Minimize Costs, Maximize Production Volume With Live Optimization
Keeping costs low and boosting production volume are two of the biggest challenges manufacturers face. In this post, you'll learn how a live machine learning solution can help you address both these concerns while ensuring that the quality stays within the necessary specs, whether you produce steel or cement, chemicals or CPG.
A live machine learning solution streams data directly from the production line and tells engineers and operators how to adjust settings based on this real-time data. Instead of applying static assumptions to a broad range of processes, you get live predictions and optimizations tailored to your unique raw materials, or to the process setting impacting your quality at the time of the prediction/optimization. Skip unnecessary tests or add fewer raw materials, while remaining confident that your quality falls within specs.
Everyone wants to keep costs low. With live machine learning, you can see exactly how much raw material you need to reach a given quality standard, keeping costs as low as possible.
Here's a look at how this works in a steel mill. Mistakes aren't cheap in steel, where a scrapped heat can cost as much as $100,000 due to wasted time and materials. So accuracy is of vital importance.
As part of the initial Fero setup phase, engineers in the steel mill tell the software what yield and tensile strengths they need to achieve. Based on the specified quality requirements, Fero can analyze a sample of each heat and tell operators the minimum amount of each alloy they need to add, in real time, to ensure they meet those requirements. As a result, costs and raw materials are kept as low as possible.
It's crucial to note that the software's recommendations don't come out of a mysterious black box. Rather, they're explainable. Confidence bands and buffer zones displayed prominently on the interface ensure that these recommendations fall within quality standards. If there's a slight probability—even 5%—of the heat being scrapped given the current settings, the prediction tells the operator how to change the settings to mitigate such an outcome.

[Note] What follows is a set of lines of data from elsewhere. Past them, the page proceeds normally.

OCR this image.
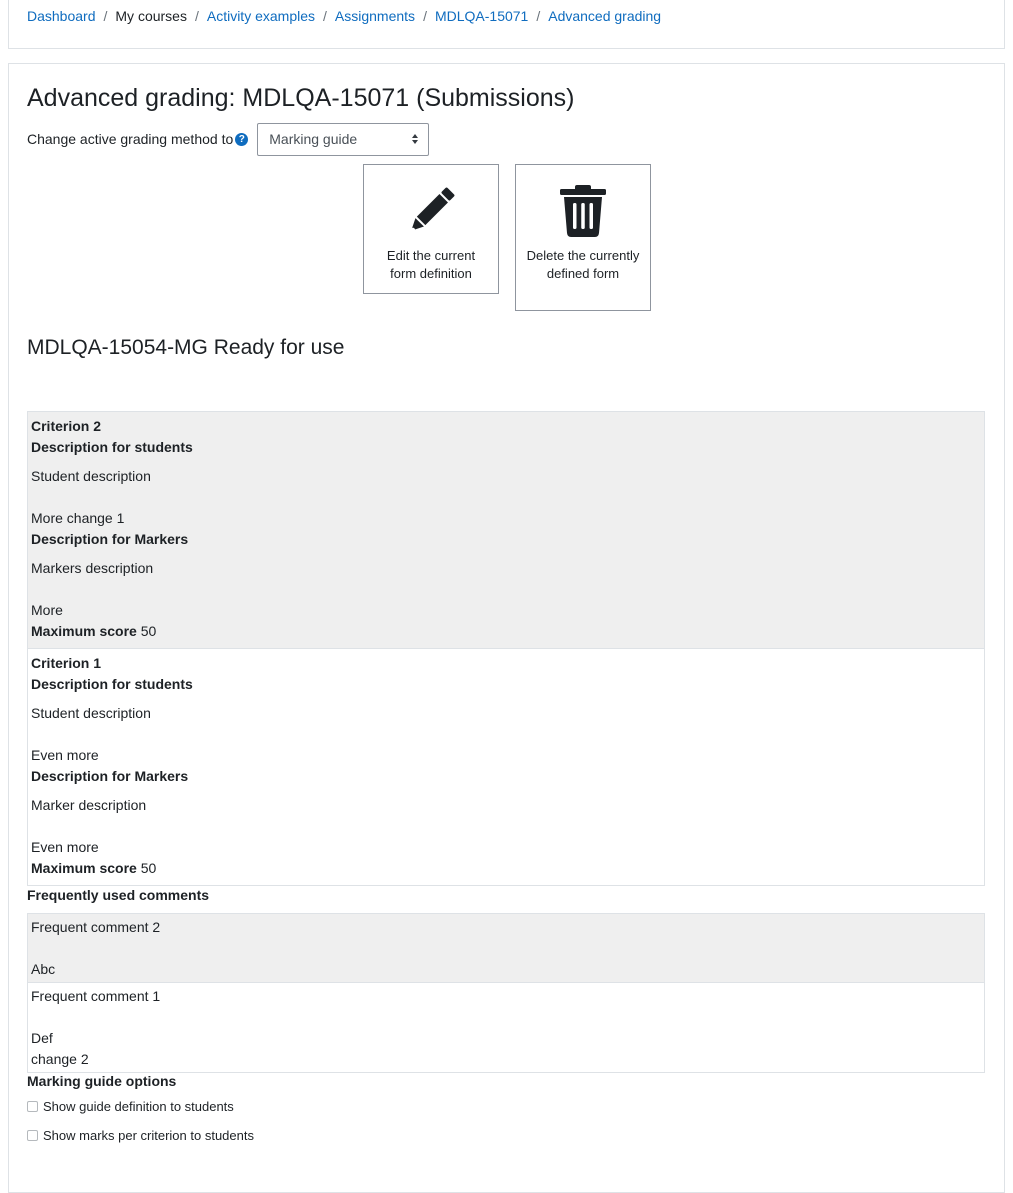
Dashboard / My courses / Activity examples / Assignments / MDLQA-15071 / Advanced grading
Advanced grading: MDLQA-15071 (Submissions)
Change active grading method to ? Marking guide
Edit the current form definition
Delete the currently defined form
MDLQA-15054-MG Ready for use
Criterion 2
Description for students
Student description

More change 1
Description for Markers
Markers description

More
Maximum score 50
Criterion 1
Description for students
Student description

Even more
Description for Markers
Marker description

Even more
Maximum score 50
Frequently used comments
Frequent comment 2

Abc
Frequent comment 1

Def
change 2
Marking guide options
Show guide definition to students
Show marks per criterion to students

What's the ROI? Within a month of enabling Fero's live optimization feature to provide engineers and operators with constant real-time recommendations, one steel company reduced alloy consumption by 16%, saving as much as $4 per ton as a result. When you consider that your typical steel mill generates over a million tons per year, this adds up to millions in savings.
Maximize production volume
Manufacturers are under constant pressure to increase throughput. Eliminating unnecessary tests, and the production bottlenecks associated with them, is an easy way to boost production volume. However, products also need to be tested to ensure they meet quality requirements.
With live predictions, you can reduce the number of tests you do by eliminating the unnecessary ones. Fero can look at the parameters for each batch or test group and reveal when the test can be skipped because the item will certainly fall within the desired specs, allowing engineers to focus more on production rather than testing and thus, increase their throughput dramatically. This Fero feature can reduce tests by as much as 70% and, by removing the testing bottleneck, bring production volume up as a result.
With fewer tests, you might think you're reducing your chances to control the quality of the product. To the contrary, live machine learning actually offers increased quality control and visibility. Fero software can run a virtual "test" in between official test readings, a functionality that's been deployed across chemicals, oil and gas, and other continuous producers. You can improve the process and the yield more if you actually know what your quality KPIs are in real time vs. waiting for a test to be completed every eight hours.
These are just a few examples of the many ways that live machine learning can benefit your production line. From cost savings and yield improvements to increasingly valuable sustainability metrics such as emissions reduction, basing decision-making on existing factory data rather than conservative estimates can be transformative, optimizing both the production process and your bottom line. With thousands of sensors in your factory, shouldn't you turn that data into your competitive advantage?